The observed scaling of visibility with the product of temperature and interferometer length, and the universal crossover from algebraic to exponential decay, directly address the central question of decoherence mechanisms in graphene quantum Hall MZIs. The collapse across a threefold variation in L indicates that decoherence arises from processes that scale with L or from length-independent mechanisms, ruling out bulk disorder or small charge puddles as dominant sources. Combined with the weak dependence on added co-propagating channels and the near-identical bias lobe patterns for different injection schemes, the data demonstrate that inter-channel Coulomb interactions are strongly screened and not the primary cause of dephasing in this platform. Instead, intra-channel capacitive interactions within each arm govern decoherence; their impact is suppressed when the electron thermal length exceeds the arm length, producing the algebraic regime. These findings contrast with GaAs devices, where inter-channel interactions and mode fractionalization dominate and no algebraic regime has been unequivocally observed. The ability to reach a regime of nearly frozen decoherence in graphene, due to favorable device geometry and screening, has significant implications for scalable electron quantum optics and quantum information processing using quantum Hall edge states.
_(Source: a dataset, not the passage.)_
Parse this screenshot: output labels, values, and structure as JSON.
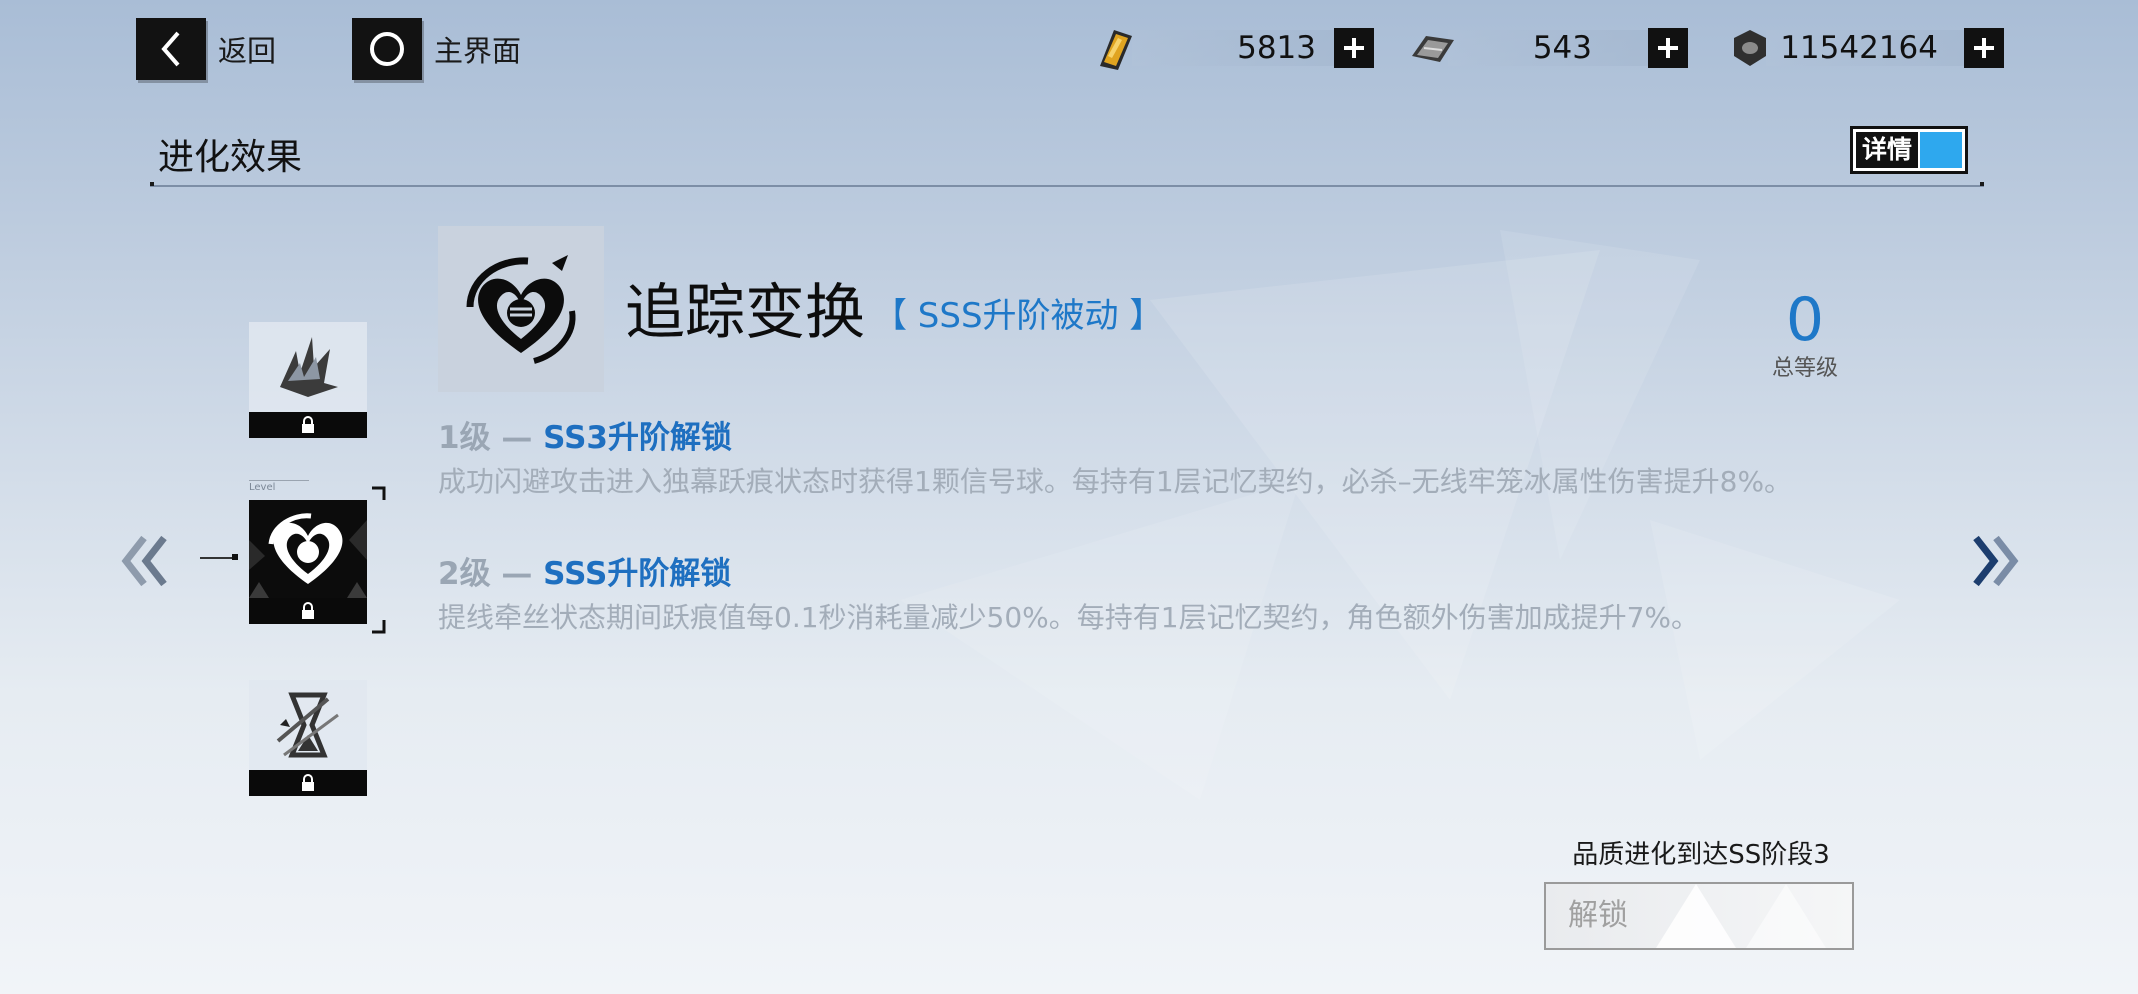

This work demonstrates a graphene quantum Hall Mach-Zehnder interferometer with a universal thermal scaling of visibility and a crossover from exponential to algebraic decay, evidencing suppression of decoherence at low temperatures. The results establish intra-channel interactions as the dominant decoherence mechanism in this platform, with inter-channel interactions effectively screened by nearby gates. Interference persists above 1.5 K, and a coherence length of ~1.24 µm at 1 K is extracted. The ability to operate in a regime of reduced decoherence makes graphene a promising platform for flying qubits, two-particle interferometry and entanglement generation, and valleytronics. Future work can aim at optimizing visibility toward the theoretical maximum, extending coherence lengths and device sizes, engineering tunable interaction strengths, and integrating multiple interferometers for complex quantum circuits.

• Maximum visibility is limited to about 60% at base temperature, and the origin of not reaching 100% remains unclear (as noted by the authors). - While inter-channel interactions appear weak and are not dominant, they may not be completely suppressed in all configurations. - Small mismatches between estimated arm spacings/lengths and AB periods indicate possible device-specific variations (e.g., edge electrostatics and gating conditions across cooldowns). - The theoretical fits rely on parameter choices (e.g., drift velocity v and interaction parameter g) inferred from the data; independent determination of these parameters would further validate the model.